In Bel nesbe la boukra shou? Rahbani was able to depict a reality that critics saw was more than poignant, about Beirut during the Lebanese civil war.

This was Rahbani’s third production as a young musician, after ‘Sahriyya’ and ‘Nazal Al-Srour.' Rahbani wrote and directed the play and also played the main role of Zakaria, who distributed drinks in a bar where comical encounters tinted with poignancy unfolded.

It was Ziad’s sister, Layal, who made the play’s journey to the silver screen a possibility. Layal had filmed the whole play decades ago using a hand-held camera. Ziad had asked her to film the play to observe and monitor the actors’ performance and their movement on stage.

While the audience in Beirut this week concurred that the screened copy was not of high quality, and that the image was constantly shaky and unclear in intermittent scenes, they nevertheless interacted with every character's movement on stage.

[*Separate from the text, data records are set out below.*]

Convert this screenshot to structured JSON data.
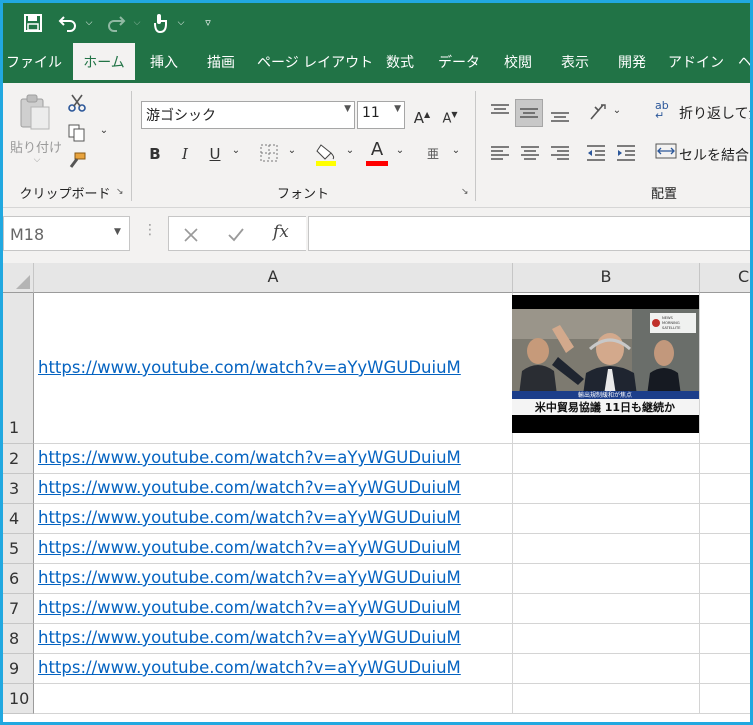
{
  "quick_access": {
    "save_icon": "save-icon",
    "undo_icon": "undo-icon",
    "redo_icon": "redo-icon",
    "touch_icon": "touch-mode-icon",
    "customize_icon": "customize-icon"
  },
  "tabs": [
    {
      "label": "ファイル",
      "active": false
    },
    {
      "label": "ホーム",
      "active": true
    },
    {
      "label": "挿入",
      "active": false
    },
    {
      "label": "描画",
      "active": false
    },
    {
      "label": "ページ レイアウト",
      "active": false
    },
    {
      "label": "数式",
      "active": false
    },
    {
      "label": "データ",
      "active": false
    },
    {
      "label": "校閲",
      "active": false
    },
    {
      "label": "表示",
      "active": false
    },
    {
      "label": "開発",
      "active": false
    },
    {
      "label": "アドイン",
      "active": false
    },
    {
      "label": "ヘ",
      "active": false
    }
  ],
  "ribbon": {
    "clipboard": {
      "label": "クリップボード",
      "paste_label": "貼り付け"
    },
    "font": {
      "label": "フォント",
      "font_name": "游ゴシック",
      "font_size": "11",
      "bold": "B",
      "italic": "I",
      "underline": "U",
      "grow": "A",
      "shrink": "A",
      "font_color_glyph": "A",
      "font_color": "#ff0000",
      "fill_color": "#ffff00"
    },
    "alignment": {
      "label": "配置",
      "wrap_text": "折り返して全",
      "merge": "セルを結合し"
    }
  },
  "formula_bar": {
    "name_box": "M18",
    "fx": "fx",
    "formula": ""
  },
  "sheet": {
    "columns": [
      "A",
      "B",
      "C"
    ],
    "rows": [
      {
        "num": "1",
        "a": "https://www.youtube.com/watch?v=aYyWGUDuiuM"
      },
      {
        "num": "2",
        "a": "https://www.youtube.com/watch?v=aYyWGUDuiuM"
      },
      {
        "num": "3",
        "a": "https://www.youtube.com/watch?v=aYyWGUDuiuM"
      },
      {
        "num": "4",
        "a": "https://www.youtube.com/watch?v=aYyWGUDuiuM"
      },
      {
        "num": "5",
        "a": "https://www.youtube.com/watch?v=aYyWGUDuiuM"
      },
      {
        "num": "6",
        "a": "https://www.youtube.com/watch?v=aYyWGUDuiuM"
      },
      {
        "num": "7",
        "a": "https://www.youtube.com/watch?v=aYyWGUDuiuM"
      },
      {
        "num": "8",
        "a": "https://www.youtube.com/watch?v=aYyWGUDuiuM"
      },
      {
        "num": "9",
        "a": "https://www.youtube.com/watch?v=aYyWGUDuiuM"
      },
      {
        "num": "10",
        "a": ""
      }
    ],
    "thumbnail": {
      "news_badge": "NEWS MORNING SATELLITE",
      "caption_small": "輸出規制緩和が焦点",
      "caption": "米中貿易協議 11日も継続か"
    }
  },
  "colors": {
    "excel_green": "#217346",
    "frame_blue": "#21a8e0",
    "link_blue": "#0563c1"
  }
}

Ahmed El-Abd, 65, an audience member, told Reuters that, “This work attests to Rahbani’s genius who weaved comical yet authentic conversations, and wrote tens of the sentences that continue to be engraved in our memories after 38 years of the play’s premiere in the historical Al-Hamra Street.”

“This bar where daily and beautifully simple incidents unfold is a microcosm of the city of Beirut. This is our life and the war we lived, with its minute and moving details depicted in this bar. I don’t care if the film’s image is poor, I attended today to relive my memories,” he added. 

After the screening, audience members in all four screening halls gave minutes of applause, chorusing Rahbani’s name.

The film is officially screened across Lebanon’s movie theatres starting 21 January.

Hala Al-Laqees, 43, who came to the capital from Lebanon’s north to watch the filmic copy of her favorite play, said: “I grew up listening to recordings of Rahbani’s plays. I blame this great artist for not filming all of his plays, wanting them to remain in their original historical context.”